I don’t think Paul’s emphasis on speech is accidental. He understands the power of words to either build up or tear down. As evidenced by internet trolling and cyberbullying, for instance, malicious language can quickly dissolve relationships and undermine community. So, Paul insists on intentionally thoughtful, edifying speech – patterns of communication that not only avoid malice and slander, but “give grace.” To quote the New English Bible translation of verse twenty-nine in our reading from Ephesians, our words should “bring a blessing,” not a curse.[4]
This discipline is a profound challenge to even the most patient disciples among us. Anger so quickly turns to bitterness, and our first instinct is to lash out. Nevertheless, our spiritual food is a source of moral strength. A year ago this weekend, clergy and other community members met for a prayer service at a church in Charlottesville, Virginia in preparation to face white supremacists who were gathering for a rally there. Although violence broke out repeatedly over the course of the rally, one instance of peaceful resistance spoke to the power of righteous language to bear witness to Christ and transform hostile circumstances. The following story comes from an interview broadcast on NPR last week:
“‘We had originally said we were going to stand silently,’ says Rev. [Osagyefo] Sekou, a recording artist, author, theologian and activist who helped train volunteers at the counter-protest. ‘But the Nazis were marching past us in these various battalions, cursing and yelling — mostly homophobic slurs — at us. And you could feel the energy of the people who weren’t with us, who we had not trained. [They] were getting amped up.’
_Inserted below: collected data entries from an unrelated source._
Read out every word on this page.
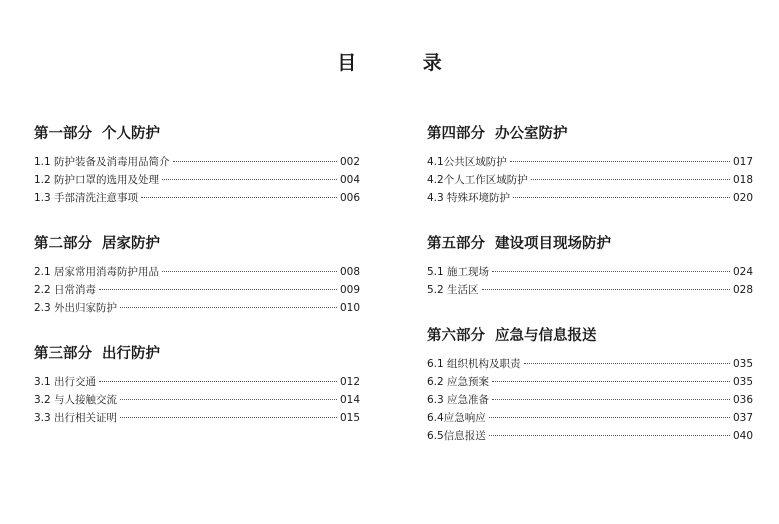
目 录
第一部分 个人防护
1.1 防护装备及消毒用品简介	002
1.2 防护口罩的选用及处理	004
1.3 手部清洗注意事项	006
第二部分 居家防护
2.1 居家常用消毒防护用品	008
2.2 日常消毒	009
2.3 外出归家防护	010
第三部分 出行防护
3.1 出行交通	012
3.2 与人接触交流	014
3.3 出行相关证明	015
第四部分 办公室防护
4.1公共区域防护	017
4.2个人工作区域防护	018
4.3 特殊环境防护	020
第五部分 建设项目现场防护
5.1 施工现场	024
5.2 生活区	028
第六部分 应急与信息报送
6.1 组织机构及职责	035
6.2 应急预案	035
6.3 应急准备	036
6.4应急响应	037
6.5信息报送	040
Sekou says he knew, in that moment, he had to change the atmosphere. ‘I know song can do that. So I just broke into ‘This Little Light of Mine.”
In a moment captured on video, the clergy and volunteers who sang — a group that included famed academic and activist Cornel West — are shown standing in a line, their voices rising over the chants of ‘You will not replace us’ from the rally crowd. ‘The tensions went down … and it shook the Nazis,’ Sekou says. ‘They didn’t know what to do with all that joy. We weren’t going to let the darkness have the last word.'”[5]
“Let no evil talk come out of your mouths, but only what is useful for building up… so that your words may give grace to those who hear.” The courage and vitality of that particular communion of saints was not happenstance. They drew their strength from time together in prayer and preparation, leaning on the one who had claimed them and called them to the life of discipleship in the first place. He was their bread, their spiritual food, and the source of their moral fortitude.
Dear church, the bread of life not only feeds our hunger, but also fills us with purpose. Being fed with Christ strengthens us for a life of faith and love – for truth-telling, for speech that gives grace, for kindness and forgiveness. It’s spiritual food for an abundant life. So come, taste and see that the Lord is good, and let his goodness fill you to overflowing.
[1] 4:23.
[2] 4:15.
[3] 2:8-9.
[4] See Ralph P. Martin, Interpretation: Ephesians, Colossians, and Philemon, 61.